After five years at the state weather service and two stints working in sales at other companies, he applied for a job at Danske Commodities, an energy trading firm. As the first meteorologist on staff, his bosses were still a little fuzzy on how exactly they would use his skills on the trading floor—they left that part up to him.
“I was there with a job description that just said, find out wherever you fit in to what we need. So it was pretty much up to me—where I could find a niche for myself or where I could find some kind of value I could provide,” Bentzen told Fortune.
The world of finance is always changing, and Wall Street traders’ educational backgrounds are changing with it. Last month, BlackRock’s COO told a Fortune panelist that the firm was emphasizing candidates with backgrounds in the liberal arts in its recruiting, not just traditional finance and business graduates. But one unexpected discipline is in high demand as firms adopt increasingly sophisticated trading strategies in the commodities and energy world: Meteorology.

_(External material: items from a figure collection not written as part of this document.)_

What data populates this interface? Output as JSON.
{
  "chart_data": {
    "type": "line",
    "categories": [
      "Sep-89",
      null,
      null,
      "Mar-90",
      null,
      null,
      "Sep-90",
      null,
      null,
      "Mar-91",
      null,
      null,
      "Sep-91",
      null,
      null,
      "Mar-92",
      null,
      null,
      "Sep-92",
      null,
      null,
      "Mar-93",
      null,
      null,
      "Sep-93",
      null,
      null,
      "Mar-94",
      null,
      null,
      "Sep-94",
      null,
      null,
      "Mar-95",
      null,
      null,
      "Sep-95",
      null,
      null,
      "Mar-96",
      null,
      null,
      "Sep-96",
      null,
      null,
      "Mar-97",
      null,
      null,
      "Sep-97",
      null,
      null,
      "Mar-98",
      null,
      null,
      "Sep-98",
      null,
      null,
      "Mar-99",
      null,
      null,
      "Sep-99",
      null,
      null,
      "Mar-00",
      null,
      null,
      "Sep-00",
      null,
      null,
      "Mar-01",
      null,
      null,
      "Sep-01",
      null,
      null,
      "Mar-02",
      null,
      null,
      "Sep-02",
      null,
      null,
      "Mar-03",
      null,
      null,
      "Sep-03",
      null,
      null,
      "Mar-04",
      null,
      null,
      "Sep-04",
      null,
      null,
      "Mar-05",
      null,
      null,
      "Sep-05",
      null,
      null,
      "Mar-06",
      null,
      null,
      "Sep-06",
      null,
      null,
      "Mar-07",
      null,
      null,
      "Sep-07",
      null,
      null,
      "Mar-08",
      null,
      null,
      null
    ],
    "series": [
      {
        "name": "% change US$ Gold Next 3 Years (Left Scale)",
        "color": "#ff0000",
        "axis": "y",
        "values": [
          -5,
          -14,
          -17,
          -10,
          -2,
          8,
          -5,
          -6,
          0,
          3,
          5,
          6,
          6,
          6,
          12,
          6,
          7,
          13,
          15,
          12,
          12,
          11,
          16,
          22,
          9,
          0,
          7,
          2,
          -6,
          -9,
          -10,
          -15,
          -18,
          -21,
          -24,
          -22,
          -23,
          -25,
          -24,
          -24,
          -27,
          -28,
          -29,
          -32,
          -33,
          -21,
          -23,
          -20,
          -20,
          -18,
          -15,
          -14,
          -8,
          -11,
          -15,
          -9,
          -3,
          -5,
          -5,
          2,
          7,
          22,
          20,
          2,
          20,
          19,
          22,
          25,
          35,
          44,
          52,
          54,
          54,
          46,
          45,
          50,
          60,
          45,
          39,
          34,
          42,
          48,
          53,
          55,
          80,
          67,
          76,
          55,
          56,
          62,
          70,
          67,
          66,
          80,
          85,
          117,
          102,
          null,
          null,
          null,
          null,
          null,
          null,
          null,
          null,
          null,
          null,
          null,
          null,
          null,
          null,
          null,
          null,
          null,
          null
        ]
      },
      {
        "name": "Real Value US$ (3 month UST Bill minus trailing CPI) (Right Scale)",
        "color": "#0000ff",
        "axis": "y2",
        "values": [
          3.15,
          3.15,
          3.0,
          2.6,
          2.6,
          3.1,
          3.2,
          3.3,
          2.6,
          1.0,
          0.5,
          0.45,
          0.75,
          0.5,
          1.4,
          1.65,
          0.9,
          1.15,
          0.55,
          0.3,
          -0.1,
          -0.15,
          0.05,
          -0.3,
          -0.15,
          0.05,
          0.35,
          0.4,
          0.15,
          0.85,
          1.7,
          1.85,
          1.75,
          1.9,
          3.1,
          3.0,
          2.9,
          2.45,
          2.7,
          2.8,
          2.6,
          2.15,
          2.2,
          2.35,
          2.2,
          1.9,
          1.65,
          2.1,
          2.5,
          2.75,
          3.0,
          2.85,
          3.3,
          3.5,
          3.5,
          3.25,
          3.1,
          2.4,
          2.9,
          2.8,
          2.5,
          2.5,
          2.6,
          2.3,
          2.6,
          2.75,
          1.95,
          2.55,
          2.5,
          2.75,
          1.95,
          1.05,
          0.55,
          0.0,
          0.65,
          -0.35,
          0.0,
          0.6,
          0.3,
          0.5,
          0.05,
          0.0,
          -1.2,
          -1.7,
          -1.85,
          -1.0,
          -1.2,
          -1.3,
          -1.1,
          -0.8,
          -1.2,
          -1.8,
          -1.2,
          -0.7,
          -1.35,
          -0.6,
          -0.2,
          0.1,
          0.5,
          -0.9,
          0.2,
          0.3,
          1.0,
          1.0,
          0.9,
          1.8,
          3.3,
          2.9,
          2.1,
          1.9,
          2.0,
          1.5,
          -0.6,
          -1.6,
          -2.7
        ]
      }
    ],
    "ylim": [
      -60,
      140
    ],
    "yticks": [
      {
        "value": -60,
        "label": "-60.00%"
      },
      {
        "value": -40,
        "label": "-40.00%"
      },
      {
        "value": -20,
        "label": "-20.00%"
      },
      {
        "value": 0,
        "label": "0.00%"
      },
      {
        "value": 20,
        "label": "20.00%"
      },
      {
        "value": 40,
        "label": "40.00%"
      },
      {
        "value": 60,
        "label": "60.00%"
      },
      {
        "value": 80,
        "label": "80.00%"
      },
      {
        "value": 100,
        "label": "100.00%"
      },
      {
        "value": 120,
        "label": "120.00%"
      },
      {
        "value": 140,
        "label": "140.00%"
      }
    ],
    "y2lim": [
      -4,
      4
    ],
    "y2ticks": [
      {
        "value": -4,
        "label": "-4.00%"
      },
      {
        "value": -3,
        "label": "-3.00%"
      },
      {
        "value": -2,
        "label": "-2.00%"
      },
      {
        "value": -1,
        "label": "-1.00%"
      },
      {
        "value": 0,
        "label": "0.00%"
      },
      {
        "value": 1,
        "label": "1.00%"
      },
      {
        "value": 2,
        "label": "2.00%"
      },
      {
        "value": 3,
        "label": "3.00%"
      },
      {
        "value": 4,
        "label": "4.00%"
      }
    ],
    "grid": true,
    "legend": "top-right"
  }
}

Long pigeonholed into weather jobs at TV stations or government forecasting agencies, trained meteorologists are increasingly finding opportunities in finance. As climate change makes extreme weather events more common and the rise of renewable energy creates new power markets, accurately forecasting the weather has become a more important edge.
“Industry is absorbing meteorologists for a lot more applications—such as the energy industry, transportation…You can think of many more applications,” Jenni Evans, professor of meteorology and atmospheric science at Penn State and former president of the American Meteorological Society, told Fortune.
In fact, the next few months could put their meteorological skills to the test. Traders are scrambling to brace for a record-breaking heat wave across the Northern Hemisphere this summer, which is expected to send prices for commodities, including energy and crops, flying from historical norms, Bloomberg reported.
An uptick in demand for meteorology expertise in finance has accompanied sea changes across the field more generally over the past few decades. In the early 1990s, many forecasters were still drawing weather maps by hand, a far cry from the sophisticated, computerized techniques that have since become commonplace.
Today, Bentzen is part of a team of meteorology experts that works alongside Danske’s trading floor, providing insight on how weather trends will affect energy markets. Financial meteorologists like Bentzen and his team look at both short-term and long-term forecasts: For example, estimating how weather conditions will affect wind turbines’ generation capacity over the next few hours or days, alongside how larger phenomena like La Niña could impact crop yields or solar output. It’s created a new possible career path for newly minted graduates.
“In Denmark, the people working in the National Weather Institute are more and more open to other places to work. It is something that is growing,” Bentzen said.
He noted that over the past five years, he’s seen a shift in how Danish meteorology grads are thinking about where they want to work, and finance “is a possibility, if they would like to pursue that.”
That’s a welcome development for climate scientists who have been hurt by decreased demand from traditional employers such as news stations, which have slimmed down their forecasting staffs as computers have picked up the slack.
Interest in weather forecasting from the finance sector has swelled alongside huge growth in the market for catastrophe bonds, a niche, insurance-linked $120 billion asset class that outperformed the average hedge fund by by 35% last year. Likewise for weather derivatives, a $25 billion market offering businesses protection from events such as severe storms or droughts. In both of those markets, accurately predicting the weather is the ultimate edge, giving investors the ability to detect inaccurately priced assets.
Perhaps more than any other firm, Ken Griffin’s $60 billion Citadel has leveraged forecasting expertise into a lucrative trading strategy. The Financial Times reported that Citadel’s 20-person-strong forecasting team, hired out of academia and national weather forecasting departments, helped generate multiple billions of dollars’ worth of revenue for the firm’s commodities arm. Citadel declined to comment on this article.
As weather modeling techniques get more accurate and firms continue to compete for alpha in markets like commodities and catastrophe bonds, meteorologists can expect demand for their skills to continue to increase.
“[The financial] market has been expanding as a career possibility, predominantly for master’s and PhD graduates,” Evans said. “That industry has been finding more and more ways to use them.”